La particularité de la grotte Cosquer repose sur des plans d’eau qui ennoient les parois portant des œuvres graphiques du paléolithique supérieur. Dans un tel cas de figure, les parois deviennent vulnérables, se fragilisent par l’eau qui ruisselle et par l’alternance de phases immergées puis aériennes. Le suivi photographique a montré la dégradation en cours dans cette zone d’ennoiement temporaire. Les données acquises nous ont permis de quantifier sur combien de temps et sur quelles hauteurs la grotte s’altère et pourquoi. L’étape suivante réside dans l’explication de la montée du niveau de l’eau. L’étape ultime consistera à utiliser des modèles de prédiction de ce que sera le niveau dans quelques années ou dans quelques dizaines d’années, mais nous n’en sommes pas encore à ce stade.

Quelles sont les parois les plus vulnérables à étudier prioritairement ?

Bruno Arfib : Nous sommes en mesure de les recenser, sans oublier les sols qui représentent une fantastique source de renseignement pour l’archéologie.

Afin de suivre physiquement parlant les dégradations au cœur de la grotte, nous avons répertorié des panneaux de référence. Un des panneaux suivis se révèle être un panneau emblématique, celui des chevaux. D’une part parce qu’il s’agit d’une œuvre exceptionnelle et d’autre part parce que cela nous permet de suivre avec beaucoup de détails la détérioration de la grotte dans la zone d’ennoiement temporaire. Personnellement, je ne dissocie pas le panneau des chevaux des autres, tout est important. L’acquisition du clone numérique 3D de la grotte commandé par le ministère de la Culture est également un outil qui permettra d’étudier les parois, à la fois sur les reliefs des gravures, sur la géométrie et la répartition des œuvres dans l’espace, et sur l’évolution de leur conservation dans les années à venir. Les archéologues pourront faire des choix à la lumière des données disponibles.

Quel est votre sentiment sur la réplique de la grotte qui va s’ouvrir prochainement ?

Bruno Arfib : Actuellement nous avons une vraie grotte immergée et une réplique, ce qui représente une richesse. Mon rôle consiste à observer la grotte originale pour apporter une contribution à l’étude multidisciplinaire et à la préservation de ce joyau archéologique.

La réplique est un extraordinaire moyen de communication vers le grand public, afin de faire partager la beauté de ce site unique et de montrer la montée actuelle du niveau de la mer en lien avec le changement climatique.
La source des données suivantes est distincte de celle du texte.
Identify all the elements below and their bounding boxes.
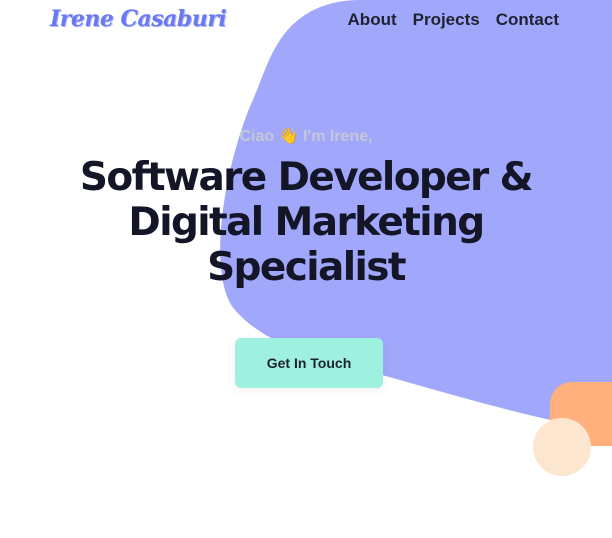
hero-headline: Software Developer & Digital Marketing S…	[0, 155, 612, 290]
get-in-touch-button[interactable]: Get In Touch	[235, 338, 383, 388]
hero-greeting: Ciao 👋 I'm Irene,	[239, 128, 373, 145]
headline-line: Specialist	[207, 245, 406, 290]
headline-line: Digital Marketing	[128, 200, 485, 245]
nav-link-about[interactable]: About	[348, 10, 397, 30]
brand-logo[interactable]: Irene Casaburi	[50, 6, 227, 32]
nav-link-contact[interactable]: Contact	[496, 10, 559, 30]
main-nav: About Projects Contact	[348, 10, 559, 30]
page: Irene Casaburi About Projects Contact Ci…	[0, 0, 612, 538]
headline-line: Software Developer &	[79, 155, 534, 200]
nav-link-projects[interactable]: Projects	[413, 10, 480, 30]
peach-circle-decoration	[533, 418, 591, 476]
Les relevés numériques en trois dimensions des panneaux ornées, avec un degré de finesse exceptionnelle, seront utilisés par les archéologues et ont permis de créer une reproduction des panneaux ornés pour la réplique au plus proche de la réalité.

 Je tiens vraiment à souligner que les données ne doivent pas être cloisonnées, je suis géologue et je travaille avec le modeleur 3D, mais également avec les archéologues et les conservateurs.

Nous œuvrons tous au service du public et de l’humanité.